Location de vacances : évitez les 20,50% de l'INASTI

Publié le 3 août 2026

Par Olivier Bokoto

Données mises à jour le 3 août 2026 — Barèmes belges 2026

C'est juillet 2026. Ta maison de vacances à Coxyde a rapporté 4.000€ cette saison, louée dix semaines à des familles via une agence locale. Ton comptable te pose une question à laquelle tu n'as jamais vraiment réfléchi : as-tu déclaré ce revenu comme immobilier, comme mobilier, ou comme une activité professionnelle ?

La réponse change radicalement la facture. Les revenus locatifs d'une location de vacances en Belgique ne suivent pas un régime d'imposition unique — trois traitements fiscaux coexistent, avec des écarts qui peuvent dépasser 1.000€ sur un même loyer perçu. Une question simple, mais à laquelle peu de propriétaires savent répondre : combien coûte réellement ta location selon la façon dont le fisc la classe ?

Beaucoup de propriétaires découvrent la mauvaise nouvelle lors d'un contrôle, des années après avoir loué sans y prêter attention. Cet article détaille les trois régimes, le point de bascule vers l'activité professionnelle, et ce que chacun coûte sur un exemple chiffré identique.

Une location de vacances en Belgique est taxée selon trois régimes distincts : revenu immobilier classique basé sur le revenu cadastral indexé, revenu mobilier taxé à 30% si des services sont fournis, ou revenu professionnel soumis aux cotisations INASTI de 20,50% si l'activité devient organisée et récurrente. Le régime applicable dépend de la fréquence et des services proposés, pas d'un simple choix administratif.

Quels sont les 3 régimes fiscaux possibles pour une location de vacances en Belgique ?

Le SPF Finances distingue trois régimes selon la nature réelle du revenu : un revenu immobilier (bien loué nu ou meublé sans service), un revenu mobilier (part liée au mobilier et aux services, taxée à 30%), et un revenu professionnel (activité organisée avec cotisations INASTI). Le classement dépend des faits constatés, jamais d'une simple préférence du propriétaire.
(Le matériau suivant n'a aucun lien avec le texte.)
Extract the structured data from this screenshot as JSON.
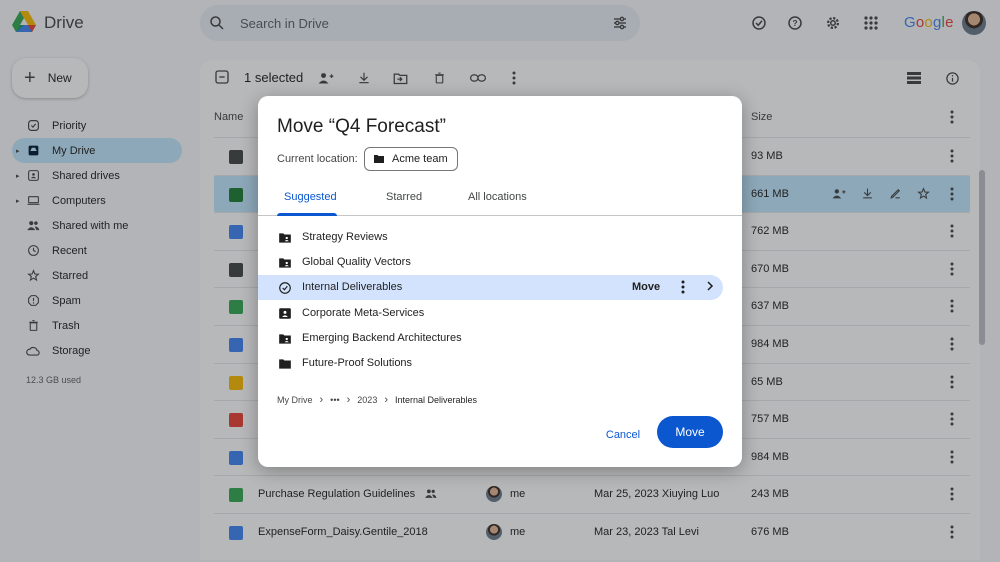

Ces trois régimes ne s'excluent pas toujours : une même location peut mélanger revenu immobilier et revenu mobilier la même année, si tu fournis quelques services sans pour autant transformer ton bien en activité hôtelière. Le passage au régime professionnel, lui, change tout, y compris tes obligations sociales.

Pour une vue d'ensemble de la fiscalité d'un indépendant belge — cotisations sociales, IPP, versements anticipés — notre guide fiscalité indépendant belge reste la référence complète sur les mécanismes qui reviennent dans cet article.

Une location de vacances doit-elle être déclarée aux impôts en Belgique ?

Oui, systématiquement. Même un loyer occasionnel de quelques semaines par an doit apparaître dans ta déclaration IPP, dans le cadre réservé aux revenus immobiliers ou mobiliers selon le régime applicable. Ne rien déclarer expose à une taxation d'office et à des intérêts de retard, calculés par le SPF Finances sur base des informations dont il dispose. Consulte ton comptable dès le premier loyer perçu, avant même de savoir dans quelle case il se range.

Comment est taxée une location de vacances non meublée, sans service annexe ?

Une location de vacances non meublée, ou meublée sans service organisé (linge, ménage, accueil), reste un revenu immobilier classique. La base imposable est le revenu cadastral indexé du bien — pas le loyer réellement perçu — ajouté à tes autres revenus et taxé au barème progressif de l'IPP.

Exemple chiffré 1. Ta maison de vacances en Ardennes, louée nue dix semaines par an sans aucun service, affiche un revenu cadastral indexé de 1.850€ — un montant illustratif, à vérifier sur ton avertissement-extrait de rôle ou sur finances.belgium.be. Peu importe que tu perçoives 3.000€ ou 6.000€ de loyers réels dans l'année : la base imposable reste ce revenu cadastral indexé.

À une tranche marginale de 45% du barème IPP — une illustration pour un revenu global déjà élevé — l'impôt supplémentaire s'élève à 1.850€ × 45% = 832,50€. Aucune cotisation INASTI n'est due dans ce régime : le revenu immobilier échappe entièrement à la sécurité sociale des indépendants.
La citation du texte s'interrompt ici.